The brain has an incredible way of taking input from all our senses and combining them into one cohesive framework of the world around us. Much of this work is shouldered by regions of the brain such as the superior colliculus in mammals and the optic tectum in zebrafish, which integrates sensory information and disperses it to the rest of the brain. Interestingly, recent research has identified these regions as possible areas that could be affected in Autism because of their critical role in how we perceive our environment and their effect on several other brain regions. In this paper, we used a drug called valproic acid, which mimics Autism-like behaviors in research animals, to determine whether early exposure changes the development of the optic tectum in zebrafish. Our efforts yielded three significant findings. First, early exposure to valproic acid caused changes in overall optic tectum shape and size. Second, it delayed cells from moving from an immature state (stem cell) into a mature state (neuron) where they could send and receive information. Third, these effects were most apparent when the exposure occurred during early stages of development and were greatly reduced when exposure occurred during later stages, thus suggesting a critical period where the optic tectum is especially sensitive. Overall, these findings suggest that valproic acid does impact the optic tectum and begs the question of how these changes might be causing the behaviors we see in Autism, which is the focus of our future work.
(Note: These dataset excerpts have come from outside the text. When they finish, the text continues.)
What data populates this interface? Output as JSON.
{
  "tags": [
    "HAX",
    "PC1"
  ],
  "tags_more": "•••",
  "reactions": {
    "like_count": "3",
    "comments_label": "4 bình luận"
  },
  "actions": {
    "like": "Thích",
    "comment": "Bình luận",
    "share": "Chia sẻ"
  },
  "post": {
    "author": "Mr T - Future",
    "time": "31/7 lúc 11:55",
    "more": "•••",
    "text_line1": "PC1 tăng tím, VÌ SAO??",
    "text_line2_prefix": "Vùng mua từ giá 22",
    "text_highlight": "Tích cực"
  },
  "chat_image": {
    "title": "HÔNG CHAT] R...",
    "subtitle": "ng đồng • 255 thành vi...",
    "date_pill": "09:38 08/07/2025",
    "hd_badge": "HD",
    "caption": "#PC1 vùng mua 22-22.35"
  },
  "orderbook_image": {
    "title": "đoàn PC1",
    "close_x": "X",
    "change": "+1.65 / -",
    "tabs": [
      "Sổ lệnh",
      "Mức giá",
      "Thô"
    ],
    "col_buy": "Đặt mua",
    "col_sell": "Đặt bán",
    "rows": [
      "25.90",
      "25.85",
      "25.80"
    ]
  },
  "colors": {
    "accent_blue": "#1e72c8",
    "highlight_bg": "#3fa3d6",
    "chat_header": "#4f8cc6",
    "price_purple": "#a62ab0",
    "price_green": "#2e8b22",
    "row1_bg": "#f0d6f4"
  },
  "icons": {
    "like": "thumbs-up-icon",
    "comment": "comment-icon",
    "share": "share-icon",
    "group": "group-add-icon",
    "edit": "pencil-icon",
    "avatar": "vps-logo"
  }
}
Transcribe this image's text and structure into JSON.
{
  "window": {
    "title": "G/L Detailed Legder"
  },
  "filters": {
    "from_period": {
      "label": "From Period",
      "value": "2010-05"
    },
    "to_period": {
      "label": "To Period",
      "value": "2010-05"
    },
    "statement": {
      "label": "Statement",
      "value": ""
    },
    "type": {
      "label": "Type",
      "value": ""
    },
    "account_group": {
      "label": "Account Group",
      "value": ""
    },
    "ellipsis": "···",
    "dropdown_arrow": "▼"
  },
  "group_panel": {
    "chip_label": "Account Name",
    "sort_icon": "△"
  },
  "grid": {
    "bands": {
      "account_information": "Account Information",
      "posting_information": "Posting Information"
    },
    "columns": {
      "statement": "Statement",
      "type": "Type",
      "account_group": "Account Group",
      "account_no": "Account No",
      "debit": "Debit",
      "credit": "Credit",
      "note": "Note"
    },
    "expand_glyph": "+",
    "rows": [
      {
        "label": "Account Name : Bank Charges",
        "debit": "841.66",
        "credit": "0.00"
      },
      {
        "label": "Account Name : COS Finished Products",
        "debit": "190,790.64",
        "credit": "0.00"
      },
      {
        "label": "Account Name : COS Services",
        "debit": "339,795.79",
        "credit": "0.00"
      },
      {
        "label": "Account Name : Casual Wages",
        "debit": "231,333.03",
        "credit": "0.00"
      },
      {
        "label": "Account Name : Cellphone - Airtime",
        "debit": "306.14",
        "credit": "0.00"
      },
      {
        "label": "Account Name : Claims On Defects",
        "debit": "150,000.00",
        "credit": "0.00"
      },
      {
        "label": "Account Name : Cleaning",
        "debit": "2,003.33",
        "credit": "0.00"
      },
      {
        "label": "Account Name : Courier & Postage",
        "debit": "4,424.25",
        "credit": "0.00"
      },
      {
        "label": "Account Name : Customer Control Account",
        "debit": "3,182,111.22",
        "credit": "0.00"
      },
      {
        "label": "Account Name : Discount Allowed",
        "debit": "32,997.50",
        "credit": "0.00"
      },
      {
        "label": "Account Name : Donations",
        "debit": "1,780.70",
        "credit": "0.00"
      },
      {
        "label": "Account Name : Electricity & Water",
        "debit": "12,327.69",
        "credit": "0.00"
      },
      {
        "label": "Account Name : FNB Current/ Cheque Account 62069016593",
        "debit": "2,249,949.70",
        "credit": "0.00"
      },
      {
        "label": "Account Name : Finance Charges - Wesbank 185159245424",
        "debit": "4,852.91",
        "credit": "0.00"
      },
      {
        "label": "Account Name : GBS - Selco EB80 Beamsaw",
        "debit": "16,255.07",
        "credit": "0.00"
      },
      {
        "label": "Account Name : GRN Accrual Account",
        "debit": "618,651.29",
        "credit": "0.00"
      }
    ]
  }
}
What are the potential implications of this finding for your field of research?

One problem that has plagued Autism research since the beginning is how diverse its diagnosis is. It encompasses a broad grouping of symptoms and behaviors, which can be the result of anything from genetic mutations to environmental factors, all of which make it difficult to identify a singular cause. Our findings provide evidence that sites of multisensory integration within the brain such as the superior colliculus and the optic tectum are altered in an Autism model (valproic acid treatment), which, due to connections with many other brain regions, could provide a root cause for the diverse behavioral abnormalities seen in Autism. Furthermore, not only do we show that these regions are affected, but also that the severity is closely tied to developmental timing, which could explain the spectrum-like quality of individuals with Autism. Overall, our findings provide an initial characterization of the deviances in development of the optic tectum in an Autism model and serve as a springboard for future studies that will determine the mechanisms underlying these changes.

Which part of this research project was the most rewarding?

As a first-year graduate student, this project has provided me with opportunities to expand my scientific repertoire. From the diverse imaging experiments and 3D analysis, I learned many techniques I was previously unfamiliar with and which I am now excited to apply to future research questions.

What do you enjoy most about being an early-career researcher?

I enjoy the opportunity to learn from and collaborate with more experienced researchers. I have been fortunate to have had great mentors throughout my scientific career and I look forward to many more in the future.

What piece of advice would you give to the next generation of researchers?

My biggest piece of advice would be to start research as soon as possible. Don't wait to join a lab until you feel like you understand everything. A large part of research is on-the-job training so the sooner you start the more you will learn.

What's next for you?

Since I am at the beginning of my PhD, I am looking forward to continuing this research project and am hopeful for more exciting discoveries to come.